I’m not a natural cook – as in: I don’t gravitate towards the kitchen to cook things. If anything, I’m a gleeful baker. I can mix things up, pour it in a pan and set a timer. Sometimes I experiment with making candy and using a thermometer. It requires diligence, but the risk of overcooking by even a degree is fun on some weird geek-in-the-kitchen level.
I’m dead set against processed foods, though. I want whole foods in my diet, preferably local (supporting local communities and economies with my food dollar). And, even though Mr. Old Fashioned is an excellent cook and shoulders that responsibility 99% of the time, I’m feeling the need to learn how to prepare whole foods myself.
It may not have been instinctual for me to dive into the world of cooking at a young age, but it’s certainly instinctual now.
I sense that the magic that happens in the kitchen should be my magic, too. I don’t have to just stare in awe at folks who can julienne carrots and pulls inside bits out of chickens.
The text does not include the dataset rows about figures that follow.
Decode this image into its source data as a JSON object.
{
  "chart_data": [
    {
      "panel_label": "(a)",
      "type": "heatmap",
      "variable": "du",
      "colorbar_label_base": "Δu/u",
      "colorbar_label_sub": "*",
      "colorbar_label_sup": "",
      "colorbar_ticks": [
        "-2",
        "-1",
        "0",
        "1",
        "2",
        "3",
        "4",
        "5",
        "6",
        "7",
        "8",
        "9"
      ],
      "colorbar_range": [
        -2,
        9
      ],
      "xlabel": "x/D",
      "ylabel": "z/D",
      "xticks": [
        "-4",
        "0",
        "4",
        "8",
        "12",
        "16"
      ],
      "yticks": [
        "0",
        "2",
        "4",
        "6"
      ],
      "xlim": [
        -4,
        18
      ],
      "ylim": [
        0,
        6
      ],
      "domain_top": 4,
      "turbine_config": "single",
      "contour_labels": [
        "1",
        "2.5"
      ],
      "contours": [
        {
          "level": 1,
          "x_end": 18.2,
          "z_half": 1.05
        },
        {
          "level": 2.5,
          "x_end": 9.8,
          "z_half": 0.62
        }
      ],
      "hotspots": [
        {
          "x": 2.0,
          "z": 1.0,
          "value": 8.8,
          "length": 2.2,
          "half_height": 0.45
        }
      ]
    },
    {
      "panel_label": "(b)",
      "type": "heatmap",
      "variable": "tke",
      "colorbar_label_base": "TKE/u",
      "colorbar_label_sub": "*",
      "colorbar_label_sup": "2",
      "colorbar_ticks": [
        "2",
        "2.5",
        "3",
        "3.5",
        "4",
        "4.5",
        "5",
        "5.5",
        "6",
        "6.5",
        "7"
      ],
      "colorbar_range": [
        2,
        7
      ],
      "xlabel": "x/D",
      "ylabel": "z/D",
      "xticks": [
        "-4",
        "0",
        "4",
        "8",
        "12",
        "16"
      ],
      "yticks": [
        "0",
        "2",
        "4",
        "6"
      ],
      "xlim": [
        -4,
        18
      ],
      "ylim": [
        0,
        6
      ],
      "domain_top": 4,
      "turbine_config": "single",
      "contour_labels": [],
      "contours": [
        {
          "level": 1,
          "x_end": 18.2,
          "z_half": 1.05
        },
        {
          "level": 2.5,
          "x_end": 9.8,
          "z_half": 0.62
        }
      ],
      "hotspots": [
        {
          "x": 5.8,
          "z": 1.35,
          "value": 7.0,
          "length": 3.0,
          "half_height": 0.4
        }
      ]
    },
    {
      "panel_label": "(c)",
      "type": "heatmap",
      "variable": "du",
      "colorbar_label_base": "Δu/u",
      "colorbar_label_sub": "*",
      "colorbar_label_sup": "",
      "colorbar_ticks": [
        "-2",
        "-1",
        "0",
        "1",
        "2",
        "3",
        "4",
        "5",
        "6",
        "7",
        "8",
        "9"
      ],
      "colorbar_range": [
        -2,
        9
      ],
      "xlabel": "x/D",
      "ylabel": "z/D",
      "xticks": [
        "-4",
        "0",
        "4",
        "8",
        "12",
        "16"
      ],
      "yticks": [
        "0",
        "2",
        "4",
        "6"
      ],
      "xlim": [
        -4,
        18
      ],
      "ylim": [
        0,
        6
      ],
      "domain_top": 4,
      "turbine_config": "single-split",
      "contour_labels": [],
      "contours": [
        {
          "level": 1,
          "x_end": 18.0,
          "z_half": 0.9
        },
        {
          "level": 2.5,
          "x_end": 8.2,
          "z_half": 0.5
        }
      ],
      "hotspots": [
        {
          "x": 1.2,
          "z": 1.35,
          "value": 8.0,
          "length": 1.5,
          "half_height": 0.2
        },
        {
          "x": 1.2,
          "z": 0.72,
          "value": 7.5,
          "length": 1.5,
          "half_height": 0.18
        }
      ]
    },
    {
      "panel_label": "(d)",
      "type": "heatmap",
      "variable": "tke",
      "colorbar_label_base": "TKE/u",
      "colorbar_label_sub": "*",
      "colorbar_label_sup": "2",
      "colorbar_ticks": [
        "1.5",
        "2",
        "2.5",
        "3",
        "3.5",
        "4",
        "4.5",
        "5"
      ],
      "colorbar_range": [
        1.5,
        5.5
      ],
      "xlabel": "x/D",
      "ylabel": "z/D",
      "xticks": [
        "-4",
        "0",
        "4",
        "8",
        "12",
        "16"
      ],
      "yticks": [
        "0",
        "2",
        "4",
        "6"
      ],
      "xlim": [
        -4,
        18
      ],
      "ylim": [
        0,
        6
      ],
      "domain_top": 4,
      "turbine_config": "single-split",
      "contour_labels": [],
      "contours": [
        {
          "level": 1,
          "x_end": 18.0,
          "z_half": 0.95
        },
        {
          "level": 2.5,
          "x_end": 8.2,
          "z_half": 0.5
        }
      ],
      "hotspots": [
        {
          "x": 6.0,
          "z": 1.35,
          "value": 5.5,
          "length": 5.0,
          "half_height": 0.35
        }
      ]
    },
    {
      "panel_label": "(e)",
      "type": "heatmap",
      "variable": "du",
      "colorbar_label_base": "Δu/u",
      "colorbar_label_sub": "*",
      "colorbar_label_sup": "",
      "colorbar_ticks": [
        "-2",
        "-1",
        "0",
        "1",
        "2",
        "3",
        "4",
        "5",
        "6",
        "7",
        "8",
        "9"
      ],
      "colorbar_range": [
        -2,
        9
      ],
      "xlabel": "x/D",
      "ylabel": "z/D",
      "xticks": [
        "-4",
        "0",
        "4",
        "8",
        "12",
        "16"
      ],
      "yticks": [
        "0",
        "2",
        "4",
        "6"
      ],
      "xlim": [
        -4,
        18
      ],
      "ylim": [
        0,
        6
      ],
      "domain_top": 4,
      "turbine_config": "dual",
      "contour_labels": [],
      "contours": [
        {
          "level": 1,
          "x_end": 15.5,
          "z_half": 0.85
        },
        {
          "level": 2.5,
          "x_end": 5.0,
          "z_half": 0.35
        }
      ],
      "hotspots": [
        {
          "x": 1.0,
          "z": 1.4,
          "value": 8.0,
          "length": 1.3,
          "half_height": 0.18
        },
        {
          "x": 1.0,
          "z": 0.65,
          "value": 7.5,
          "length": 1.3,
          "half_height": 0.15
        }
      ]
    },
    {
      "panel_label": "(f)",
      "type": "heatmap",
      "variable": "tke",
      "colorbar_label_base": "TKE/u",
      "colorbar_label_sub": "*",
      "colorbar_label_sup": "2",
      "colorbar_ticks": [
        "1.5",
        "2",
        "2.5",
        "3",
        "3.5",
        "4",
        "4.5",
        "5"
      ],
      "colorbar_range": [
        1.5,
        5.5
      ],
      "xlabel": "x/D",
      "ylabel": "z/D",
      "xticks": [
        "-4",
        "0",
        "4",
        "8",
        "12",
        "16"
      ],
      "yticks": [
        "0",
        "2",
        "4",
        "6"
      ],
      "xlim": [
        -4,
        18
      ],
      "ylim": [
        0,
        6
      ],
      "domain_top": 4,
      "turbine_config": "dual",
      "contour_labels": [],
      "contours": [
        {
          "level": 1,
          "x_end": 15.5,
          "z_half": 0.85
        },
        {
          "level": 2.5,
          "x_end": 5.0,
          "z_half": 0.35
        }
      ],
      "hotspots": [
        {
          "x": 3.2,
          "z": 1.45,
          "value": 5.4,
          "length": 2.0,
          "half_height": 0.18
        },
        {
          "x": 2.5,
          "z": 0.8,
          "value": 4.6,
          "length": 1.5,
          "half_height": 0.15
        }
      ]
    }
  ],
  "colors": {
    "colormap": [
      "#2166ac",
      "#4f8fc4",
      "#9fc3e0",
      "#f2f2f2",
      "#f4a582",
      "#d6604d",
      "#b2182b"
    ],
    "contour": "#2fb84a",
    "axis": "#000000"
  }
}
I can learn this business myself.
To me (a novice,) the most important part of the whole learning process is either an excellent reference material or a seasoned mentor. With the help of my family and loved ones, I know I can pick up new, basic skills in the kitchen simply from spending time with them and helping them prepare meals. That’s the stress-free part of home economics – combining learning and quality time with your favorite people.
But when it comes to reference material, it serves to be picky.
What am I looking for in a reference material? A cookbook.
And what am I looking for in a cookbook?
1. I want my cookbook to be built around vegetables and fruits. For example, I want my table of contents to list individual food items (i.e. “Broccoli,” “Carrots”), so when I pick up produce from farm stands or the food co-op, I can cook up meals based on what vegetables are fruits are in season.
2. The recipes need to be simple. Very simple. When I search inside books on Amazon (or other sites, if they have that fancy function), I pick apart the available recipes and make sure that they aren’t chock-full of ingredients that are hard for me to come by (in super-northern Maine/St. John Valley, exotic ingredients are probably only available online). Thus, if there are any outlier ingredients, I know it’s not my style.
3. I’ll also focus on how many winter-veggie-friendly recipes are in any particular cookbook. I obviously live in a climate zone that provides an abundance of hearty root vegetables and I want a cookbook that provides a wide variety of recipes using those ingredients.
4. Personally, I don’t go for cookbooks that list processed foods as ingredients, such as “Bisquick” as an ingredient or “Velveeta.”
Considering all of these things, these two cookbooks looked up my alley:
Earth To Table – Michael Pollan recommended it and I recommend Michael Pollan (so it seems like a natural thing to believe his suggestions). Also, a customer review said it was “good for those with winter.” (Enough said.)
The Farmer’s Kitchen – It appears to contain good information on produce, including descriptions, methods of preservation, and various preparation terms. It also boasts a load of recipes, many of which seem easy (and require few ingredients).
These two cookbooks will soon be in my kitchen and, as fresh food from Maine farms piles up on my countertop, I’ll learn a basic skill that doubles as an art form.
Happy cooking, kitchen Picassos (or, in my case, Pollacks!).